Ketika laporan keuangan proyek kereta cepat “Woosh” menunjukkan angka rugi yang cukup signifikan, publik kembali mempertanyakan: siapa yang seharusnya menanggung beban itu?
Menteri Keuangan Purbaya Yudhi Sadewa menegaskan, “negara tidak akan ikut menanggung kerugian tersebut.
Pernyataan ini tampak tegas, namun di baliknya muncul tanda tanya besar:

Namun di baliknya muncul tanda tanya besar:
1. Apakah pembentukan Danantara sebagai superholding BUMN justru disiapkan untuk meredam risiko ini ?

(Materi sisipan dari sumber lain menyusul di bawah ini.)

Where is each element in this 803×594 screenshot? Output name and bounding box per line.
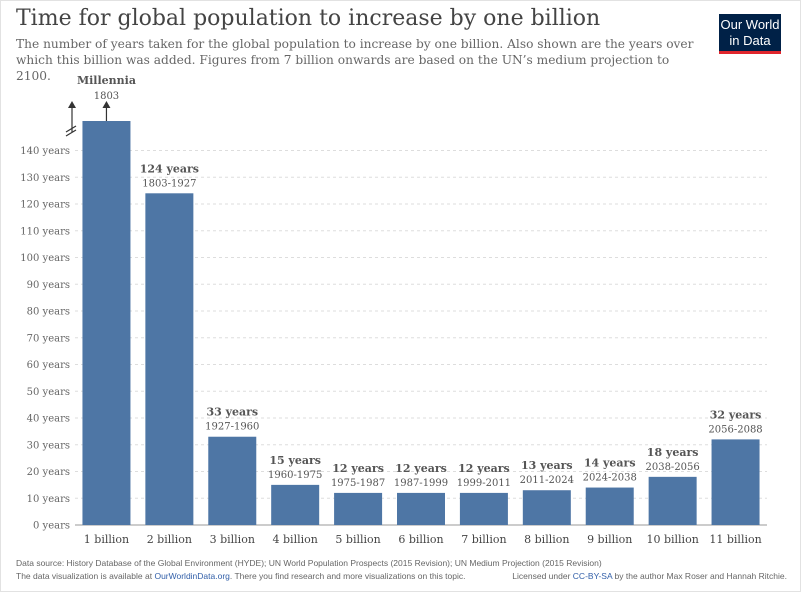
y-tick-label: 50 years: [27, 387, 70, 398]
license-prefix: Licensed under: [512, 571, 573, 581]
chart-title: Time for global population to increase b…: [16, 6, 601, 31]
data-label: 33 years: [206, 406, 258, 419]
x-tick-label: 4 billion: [273, 533, 318, 546]
bar-break-arrowhead: [102, 101, 111, 108]
x-tick-label: 1 billion: [84, 533, 129, 546]
our-world-in-data-logo[interactable]: Our World in Data: [719, 14, 781, 54]
bar: [334, 492, 383, 525]
y-tick-label: 70 years: [27, 333, 70, 344]
y-tick-label: 60 years: [27, 360, 70, 371]
x-tick-label: 7 billion: [461, 533, 506, 546]
y-tick-label: 0 years: [33, 521, 70, 532]
x-tick-label: 6 billion: [398, 533, 443, 546]
bar: [397, 492, 445, 525]
data-label-period: 2056-2088: [708, 424, 762, 435]
bar: [711, 439, 760, 525]
owid-link[interactable]: OurWorldinData.org: [154, 571, 230, 581]
footer-note-prefix: The data visualization is available at: [16, 571, 155, 581]
x-tick-label: 9 billion: [587, 533, 632, 546]
data-label: 12 years: [395, 462, 447, 475]
bar: [648, 476, 697, 525]
data-label-period: 2011-2024: [520, 475, 574, 486]
y-tick-label: 20 years: [27, 467, 70, 478]
license-link[interactable]: CC-BY-SA: [572, 571, 613, 581]
data-label: 32 years: [710, 408, 762, 421]
footer-note: The data visualization is available at O…: [16, 571, 466, 581]
data-label-period: 2024-2038: [583, 473, 637, 484]
logo-line-1: Our World: [720, 17, 780, 32]
data-label-period: 1803-1927: [142, 178, 196, 189]
data-label: 13 years: [521, 459, 573, 472]
x-tick-label: 11 billion: [709, 533, 761, 546]
data-label-period: 1999-2011: [457, 478, 511, 489]
data-label-period: 1987-1999: [394, 478, 448, 489]
chart-subtitle: The number of years taken for the global…: [16, 37, 694, 83]
bar: [271, 484, 320, 525]
axis-break-arrowhead: [68, 101, 76, 108]
footer-license: Licensed under CC-BY-SA by the author Ma…: [512, 571, 787, 581]
data-label-period: 2038-2056: [645, 462, 699, 473]
y-tick-label: 90 years: [27, 280, 70, 291]
y-tick-label: 130 years: [20, 173, 70, 184]
data-label: 15 years: [269, 454, 321, 467]
data-label: 12 years: [458, 462, 510, 475]
data-label-period: 1927-1960: [205, 422, 259, 433]
bar: [208, 436, 257, 525]
x-tick-label: 2 billion: [147, 533, 192, 546]
y-tick-label: 40 years: [27, 414, 70, 425]
data-label-period: 1960-1975: [268, 470, 322, 481]
data-label: Millennia: [77, 74, 136, 87]
license-suffix: by the author Max Roser and Hannah Ritch…: [612, 571, 787, 581]
bar: [145, 193, 194, 526]
y-tick-label: 30 years: [27, 440, 70, 451]
data-label-period: 1803: [94, 91, 119, 102]
x-tick-label: 10 billion: [646, 533, 698, 546]
data-label-period: 1975-1987: [331, 478, 385, 489]
y-tick-label: 10 years: [27, 494, 70, 505]
data-label: 12 years: [332, 462, 384, 475]
x-tick-label: 8 billion: [524, 533, 569, 546]
y-tick-label: 120 years: [20, 200, 70, 211]
axis-break-mark: [65, 129, 77, 137]
bar: [522, 490, 571, 525]
bar: [82, 121, 131, 525]
bar: [459, 492, 508, 525]
footer-note-suffix: . There you find research and more visua…: [229, 571, 466, 581]
data-label: 14 years: [584, 457, 636, 470]
footer-source: Data source: History Database of the Glo…: [16, 558, 602, 568]
bar: [585, 487, 634, 525]
x-tick-label: 5 billion: [335, 533, 380, 546]
y-tick-label: 100 years: [20, 253, 70, 264]
y-tick-label: 110 years: [20, 226, 70, 237]
y-tick-label: 140 years: [20, 146, 70, 157]
data-label: 18 years: [647, 446, 699, 459]
logo-line-2: in Data: [729, 33, 771, 48]
axis-break-mark: [65, 125, 77, 133]
y-tick-label: 80 years: [27, 307, 70, 318]
x-tick-label: 3 billion: [210, 533, 255, 546]
data-label: 124 years: [140, 162, 199, 175]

2. Danantara, yang baru diluncurkan oleh Kementerian BUMN, diklaim sebagai wadah untuk memperkuat sinergi antar-perusahaan pelat merah di berbagai sektor, termasuk transportasi, infrastruktur, dan logistik. Namun, waktu kelahirannya menimbulkan tafsir lain. Apakah kebijakan ini muncul sebagai strategi penyelamatan terselubung, agar kerugian Woosh tidak langsung menekan APBN ?

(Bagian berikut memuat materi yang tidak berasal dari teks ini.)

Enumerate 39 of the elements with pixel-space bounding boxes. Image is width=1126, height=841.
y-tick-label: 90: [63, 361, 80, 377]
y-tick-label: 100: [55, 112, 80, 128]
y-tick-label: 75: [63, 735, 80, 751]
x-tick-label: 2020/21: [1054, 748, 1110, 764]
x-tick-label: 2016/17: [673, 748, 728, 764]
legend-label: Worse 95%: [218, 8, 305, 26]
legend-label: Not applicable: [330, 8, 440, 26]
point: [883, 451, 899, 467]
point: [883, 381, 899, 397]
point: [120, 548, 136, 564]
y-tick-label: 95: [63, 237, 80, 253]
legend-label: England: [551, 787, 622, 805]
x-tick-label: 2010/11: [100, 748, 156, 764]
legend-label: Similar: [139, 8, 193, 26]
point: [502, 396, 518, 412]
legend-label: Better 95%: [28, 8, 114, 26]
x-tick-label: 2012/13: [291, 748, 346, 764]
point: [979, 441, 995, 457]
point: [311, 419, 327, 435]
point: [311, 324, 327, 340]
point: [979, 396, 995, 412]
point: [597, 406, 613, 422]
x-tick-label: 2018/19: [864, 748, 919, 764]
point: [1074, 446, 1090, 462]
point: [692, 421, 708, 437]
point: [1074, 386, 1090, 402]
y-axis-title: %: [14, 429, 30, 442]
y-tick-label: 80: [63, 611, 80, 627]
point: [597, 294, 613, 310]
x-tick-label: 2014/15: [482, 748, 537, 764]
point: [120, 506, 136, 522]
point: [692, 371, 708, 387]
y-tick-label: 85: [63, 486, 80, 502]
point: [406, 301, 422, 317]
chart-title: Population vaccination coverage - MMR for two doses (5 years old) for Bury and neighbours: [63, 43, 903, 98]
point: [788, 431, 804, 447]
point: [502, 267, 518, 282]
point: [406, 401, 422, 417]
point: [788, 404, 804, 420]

3. Dalam kerangka fiskal nasional, proyek besar seperti Woosh sejak awal digadang sebagai simbol kemajuan, bukan beban. Namun ketika proyeksi penumpang tidak sesuai, biaya operasional melonjak, dan pinjaman membengkak, logika bisnis mulai diuji. Apakah ini murni risiko komersial, atau ada kesalahan kalkulasi sejak perencanaan ?
4. Jauhnya lagi proyek sebesar ini tidak mungkin tidak dilengkapi FEASIBILITY STUDY diawal, bagaimana hasil kajian feasibility study nya, apakah dikaji secara benar ataukah dikaji dengan adanya titipan ?
Pertanyaan lanjutan..
Mengapa pembentukan Danantara dilakukan berdekatan dengan sorotan kerugian Woosh?
Apakah ada aset atau kewajiban Woosh yang akan “dipindahkan” atau disamarkan dalam struktur holding baru ?
Jika benar Danantara adalah solusi, di mana akuntabilitas publiknya akan dijamin ?
Kebijakan besar sering kali lahir dari niat baik, tapi publik berhak tahu:
Apakah Danantara adalah strategi manajemen risiko, atau bentuk baru pengalihan beban finansial?
Transparansi dan keterbukaan informasi adalah kunci menjaga kepercayaan rakyat terhadap BUMN dan pemerintah. Sebab, tanpa kejelasan, setiap upaya “menyelamatkan” bisa tampak seperti upaya “menutupi.”